CDC25B, and TOP2A were upregulated expression in HCC and may have risk roles for HCC. CDC25B is a cell cycle activated phosphatase that positively regulates cyclin dependent kinase activity and is significantly more expressed in HCC than in non-tumor liver46. CDC25B has oncogenic properties that enhance tumor growth and survival47. The expression level of upregulated CDC25B is negatively correlated with patient survival48. TOP2A is upregulated in HCC, which promotes epithelial mesenchymal transition thereby enhancing the metastasis of HCC49. Overexpression of TOP2A promoted HCC proliferation and metastasis and was negatively correlated with patient prognosis50,51. Moreover, high expression of TOP2A gene can predict poor prognosis after curative resection of HCC52. These results suggest that candidate genes may be potential factors for predicting HCC prognosis and potential therapeutic targets.

On the other hand, although immunotherapy was shown to be beneficial for survival in some patients, response rates were generally disappointing and treatment failure may be attributed to the strong immunosuppressive tumor microenvironment in the liver53. Hepatic γδ T cells exhibit typical liver tissue tropism by expressing CD69. In the absence of dependence on T cell receptor signaling, γδ T cells can directly exert cytotoxic activity to participate in anticancer immunity54. CD69 is significantly and positively correlated with T cells and may suppress immune responses in HCC. These results suggest that elevating CD69 may change immunosuppressed tumors to an immune state with better prognosis, which may facilitate HCC immunotherapy.

Our study also has some limitations.
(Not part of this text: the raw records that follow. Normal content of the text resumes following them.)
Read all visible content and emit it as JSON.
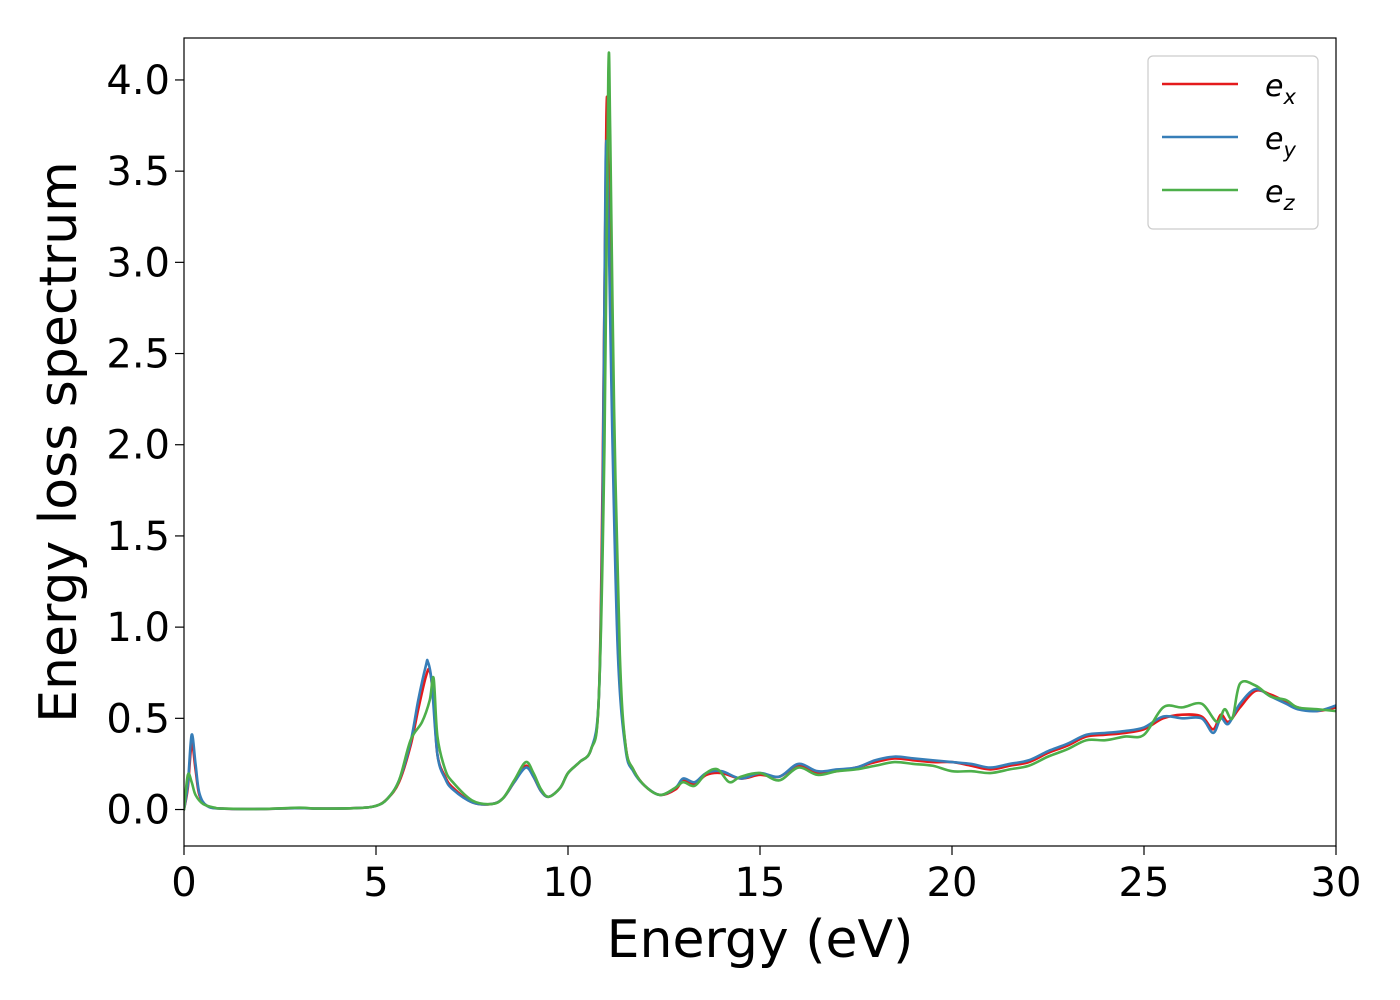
{
  "chart_data": {
    "type": "line",
    "title": "",
    "xlabel": "Energy (eV)",
    "ylabel": "Energy loss spectrum",
    "xlim": [
      0,
      30
    ],
    "ylim": [
      -0.2,
      4.23
    ],
    "xticks": [
      0,
      5,
      10,
      15,
      20,
      25,
      30
    ],
    "xtick_labels": [
      "0",
      "5",
      "10",
      "15",
      "20",
      "25",
      "30"
    ],
    "yticks": [
      0.0,
      0.5,
      1.0,
      1.5,
      2.0,
      2.5,
      3.0,
      3.5,
      4.0
    ],
    "ytick_labels": [
      "0.0",
      "0.5",
      "1.0",
      "1.5",
      "2.0",
      "2.5",
      "3.0",
      "3.5",
      "4.0"
    ],
    "grid": false,
    "legend_position": "top-right",
    "series": [
      {
        "name": "e_x",
        "label_base": "e",
        "label_sub": "x",
        "color": "#e41a1c",
        "points": [
          [
            0,
            0.0
          ],
          [
            0.1,
            0.12
          ],
          [
            0.2,
            0.36
          ],
          [
            0.3,
            0.22
          ],
          [
            0.4,
            0.08
          ],
          [
            0.6,
            0.02
          ],
          [
            1.0,
            0.005
          ],
          [
            2.0,
            0.003
          ],
          [
            3.0,
            0.008
          ],
          [
            3.5,
            0.005
          ],
          [
            4.5,
            0.008
          ],
          [
            5.0,
            0.02
          ],
          [
            5.3,
            0.06
          ],
          [
            5.6,
            0.15
          ],
          [
            5.9,
            0.35
          ],
          [
            6.1,
            0.55
          ],
          [
            6.3,
            0.73
          ],
          [
            6.4,
            0.76
          ],
          [
            6.5,
            0.6
          ],
          [
            6.6,
            0.3
          ],
          [
            6.8,
            0.18
          ],
          [
            7.0,
            0.12
          ],
          [
            7.5,
            0.04
          ],
          [
            8.0,
            0.03
          ],
          [
            8.3,
            0.06
          ],
          [
            8.6,
            0.15
          ],
          [
            8.9,
            0.24
          ],
          [
            9.1,
            0.18
          ],
          [
            9.3,
            0.1
          ],
          [
            9.5,
            0.07
          ],
          [
            9.8,
            0.12
          ],
          [
            10.0,
            0.2
          ],
          [
            10.3,
            0.26
          ],
          [
            10.6,
            0.33
          ],
          [
            10.8,
            0.6
          ],
          [
            10.9,
            1.8
          ],
          [
            11.0,
            3.8
          ],
          [
            11.05,
            3.5
          ],
          [
            11.15,
            2.3
          ],
          [
            11.3,
            0.9
          ],
          [
            11.5,
            0.35
          ],
          [
            11.7,
            0.22
          ],
          [
            12.0,
            0.13
          ],
          [
            12.4,
            0.08
          ],
          [
            12.8,
            0.11
          ],
          [
            13.0,
            0.16
          ],
          [
            13.3,
            0.14
          ],
          [
            13.6,
            0.19
          ],
          [
            14.0,
            0.2
          ],
          [
            14.5,
            0.17
          ],
          [
            15.0,
            0.19
          ],
          [
            15.5,
            0.18
          ],
          [
            16.0,
            0.24
          ],
          [
            16.5,
            0.2
          ],
          [
            17.0,
            0.21
          ],
          [
            17.5,
            0.23
          ],
          [
            18.0,
            0.26
          ],
          [
            18.5,
            0.28
          ],
          [
            19.0,
            0.27
          ],
          [
            19.5,
            0.26
          ],
          [
            20.0,
            0.26
          ],
          [
            20.5,
            0.24
          ],
          [
            21.0,
            0.22
          ],
          [
            21.5,
            0.24
          ],
          [
            22.0,
            0.26
          ],
          [
            22.5,
            0.31
          ],
          [
            23.0,
            0.35
          ],
          [
            23.5,
            0.4
          ],
          [
            24.0,
            0.41
          ],
          [
            24.5,
            0.42
          ],
          [
            25.0,
            0.44
          ],
          [
            25.5,
            0.5
          ],
          [
            26.0,
            0.52
          ],
          [
            26.5,
            0.51
          ],
          [
            26.8,
            0.44
          ],
          [
            27.0,
            0.52
          ],
          [
            27.2,
            0.48
          ],
          [
            27.5,
            0.56
          ],
          [
            27.9,
            0.65
          ],
          [
            28.3,
            0.63
          ],
          [
            28.7,
            0.59
          ],
          [
            29.0,
            0.56
          ],
          [
            29.5,
            0.54
          ],
          [
            30.0,
            0.56
          ]
        ]
      },
      {
        "name": "e_y",
        "label_base": "e",
        "label_sub": "y",
        "color": "#377eb8",
        "points": [
          [
            0,
            0.0
          ],
          [
            0.1,
            0.14
          ],
          [
            0.2,
            0.41
          ],
          [
            0.3,
            0.25
          ],
          [
            0.4,
            0.09
          ],
          [
            0.6,
            0.02
          ],
          [
            1.0,
            0.005
          ],
          [
            2.0,
            0.003
          ],
          [
            3.0,
            0.008
          ],
          [
            3.5,
            0.005
          ],
          [
            4.5,
            0.008
          ],
          [
            5.0,
            0.02
          ],
          [
            5.3,
            0.06
          ],
          [
            5.6,
            0.16
          ],
          [
            5.9,
            0.37
          ],
          [
            6.1,
            0.6
          ],
          [
            6.3,
            0.79
          ],
          [
            6.35,
            0.81
          ],
          [
            6.45,
            0.7
          ],
          [
            6.6,
            0.3
          ],
          [
            6.8,
            0.17
          ],
          [
            7.0,
            0.11
          ],
          [
            7.5,
            0.04
          ],
          [
            8.0,
            0.03
          ],
          [
            8.3,
            0.06
          ],
          [
            8.6,
            0.15
          ],
          [
            8.9,
            0.23
          ],
          [
            9.1,
            0.18
          ],
          [
            9.3,
            0.1
          ],
          [
            9.5,
            0.07
          ],
          [
            9.8,
            0.12
          ],
          [
            10.0,
            0.2
          ],
          [
            10.3,
            0.26
          ],
          [
            10.6,
            0.33
          ],
          [
            10.8,
            0.6
          ],
          [
            10.9,
            1.6
          ],
          [
            10.98,
            3.55
          ],
          [
            11.05,
            3.3
          ],
          [
            11.15,
            2.1
          ],
          [
            11.3,
            0.85
          ],
          [
            11.5,
            0.33
          ],
          [
            11.7,
            0.21
          ],
          [
            12.0,
            0.13
          ],
          [
            12.4,
            0.08
          ],
          [
            12.8,
            0.12
          ],
          [
            13.0,
            0.17
          ],
          [
            13.3,
            0.15
          ],
          [
            13.6,
            0.2
          ],
          [
            14.0,
            0.21
          ],
          [
            14.5,
            0.17
          ],
          [
            15.0,
            0.2
          ],
          [
            15.5,
            0.18
          ],
          [
            16.0,
            0.25
          ],
          [
            16.5,
            0.21
          ],
          [
            17.0,
            0.22
          ],
          [
            17.5,
            0.23
          ],
          [
            18.0,
            0.27
          ],
          [
            18.5,
            0.29
          ],
          [
            19.0,
            0.28
          ],
          [
            19.5,
            0.27
          ],
          [
            20.0,
            0.26
          ],
          [
            20.5,
            0.25
          ],
          [
            21.0,
            0.23
          ],
          [
            21.5,
            0.25
          ],
          [
            22.0,
            0.27
          ],
          [
            22.5,
            0.32
          ],
          [
            23.0,
            0.36
          ],
          [
            23.5,
            0.41
          ],
          [
            24.0,
            0.42
          ],
          [
            24.5,
            0.43
          ],
          [
            25.0,
            0.45
          ],
          [
            25.5,
            0.51
          ],
          [
            26.0,
            0.5
          ],
          [
            26.5,
            0.5
          ],
          [
            26.8,
            0.42
          ],
          [
            27.0,
            0.5
          ],
          [
            27.2,
            0.47
          ],
          [
            27.5,
            0.58
          ],
          [
            27.9,
            0.66
          ],
          [
            28.3,
            0.62
          ],
          [
            28.7,
            0.58
          ],
          [
            29.0,
            0.55
          ],
          [
            29.5,
            0.54
          ],
          [
            30.0,
            0.57
          ]
        ]
      },
      {
        "name": "e_z",
        "label_base": "e",
        "label_sub": "z",
        "color": "#4daf4a",
        "points": [
          [
            0,
            0.0
          ],
          [
            0.1,
            0.19
          ],
          [
            0.2,
            0.15
          ],
          [
            0.3,
            0.08
          ],
          [
            0.5,
            0.03
          ],
          [
            0.8,
            0.01
          ],
          [
            1.0,
            0.005
          ],
          [
            2.0,
            0.003
          ],
          [
            3.0,
            0.01
          ],
          [
            3.5,
            0.005
          ],
          [
            4.5,
            0.008
          ],
          [
            5.0,
            0.02
          ],
          [
            5.3,
            0.06
          ],
          [
            5.6,
            0.16
          ],
          [
            5.9,
            0.38
          ],
          [
            6.2,
            0.48
          ],
          [
            6.4,
            0.6
          ],
          [
            6.5,
            0.72
          ],
          [
            6.6,
            0.4
          ],
          [
            6.8,
            0.22
          ],
          [
            7.0,
            0.15
          ],
          [
            7.5,
            0.05
          ],
          [
            8.0,
            0.03
          ],
          [
            8.3,
            0.06
          ],
          [
            8.6,
            0.16
          ],
          [
            8.9,
            0.26
          ],
          [
            9.1,
            0.2
          ],
          [
            9.3,
            0.11
          ],
          [
            9.5,
            0.07
          ],
          [
            9.8,
            0.12
          ],
          [
            10.0,
            0.2
          ],
          [
            10.3,
            0.26
          ],
          [
            10.6,
            0.33
          ],
          [
            10.8,
            0.6
          ],
          [
            10.95,
            2.0
          ],
          [
            11.05,
            4.04
          ],
          [
            11.1,
            3.7
          ],
          [
            11.2,
            2.2
          ],
          [
            11.35,
            0.85
          ],
          [
            11.5,
            0.35
          ],
          [
            11.7,
            0.22
          ],
          [
            12.0,
            0.13
          ],
          [
            12.4,
            0.08
          ],
          [
            12.8,
            0.12
          ],
          [
            13.0,
            0.15
          ],
          [
            13.3,
            0.13
          ],
          [
            13.6,
            0.2
          ],
          [
            13.9,
            0.22
          ],
          [
            14.2,
            0.15
          ],
          [
            14.5,
            0.18
          ],
          [
            15.0,
            0.2
          ],
          [
            15.5,
            0.16
          ],
          [
            16.0,
            0.23
          ],
          [
            16.5,
            0.19
          ],
          [
            17.0,
            0.21
          ],
          [
            17.5,
            0.22
          ],
          [
            18.0,
            0.24
          ],
          [
            18.5,
            0.26
          ],
          [
            19.0,
            0.25
          ],
          [
            19.5,
            0.24
          ],
          [
            20.0,
            0.21
          ],
          [
            20.5,
            0.21
          ],
          [
            21.0,
            0.2
          ],
          [
            21.5,
            0.22
          ],
          [
            22.0,
            0.24
          ],
          [
            22.5,
            0.29
          ],
          [
            23.0,
            0.33
          ],
          [
            23.5,
            0.38
          ],
          [
            24.0,
            0.38
          ],
          [
            24.5,
            0.4
          ],
          [
            25.0,
            0.41
          ],
          [
            25.5,
            0.56
          ],
          [
            26.0,
            0.56
          ],
          [
            26.5,
            0.58
          ],
          [
            26.9,
            0.48
          ],
          [
            27.1,
            0.55
          ],
          [
            27.3,
            0.5
          ],
          [
            27.5,
            0.69
          ],
          [
            27.9,
            0.68
          ],
          [
            28.3,
            0.62
          ],
          [
            28.7,
            0.6
          ],
          [
            29.0,
            0.56
          ],
          [
            29.5,
            0.55
          ],
          [
            30.0,
            0.54
          ]
        ]
      }
    ]
  }
}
First and importantly, the data analyzed are derived from public databases, and clinical availability of key results needs verification in a large number of clinical samples, especially the lack of information related to hepatitis B virus and hepatitis C virus infection. Second, whether CD69, as an apoptosis related gene, is involved in the pathological mechanism of HCC through its regulation on T-cell apoptosis remains unknown. Although we screened candidate genes through LASSO regression analysis, no further experimental validation was conducted, such as functional experiments or molecular mechanism studies. The methods we usen in this study can reveal potential associations and trends, they cannot directly prove causal relationships. In addition, for the key results obtained in this study, further in-depth studies combining bioinformatics and molecular experiments are required, which will benefit the design and development of safe and effective means for HCC treatment.

Conclusion

In conclusion, we confirmed that low expression of CD69 contributed to the poor prognosis of HCC patients, which may be associated with apoptosis and immunosuppression. Our results provide new insights into the functions of apoptosis related genes, which may be used as potential references for drug targets and accurate survival prediction in patients with HCC disease.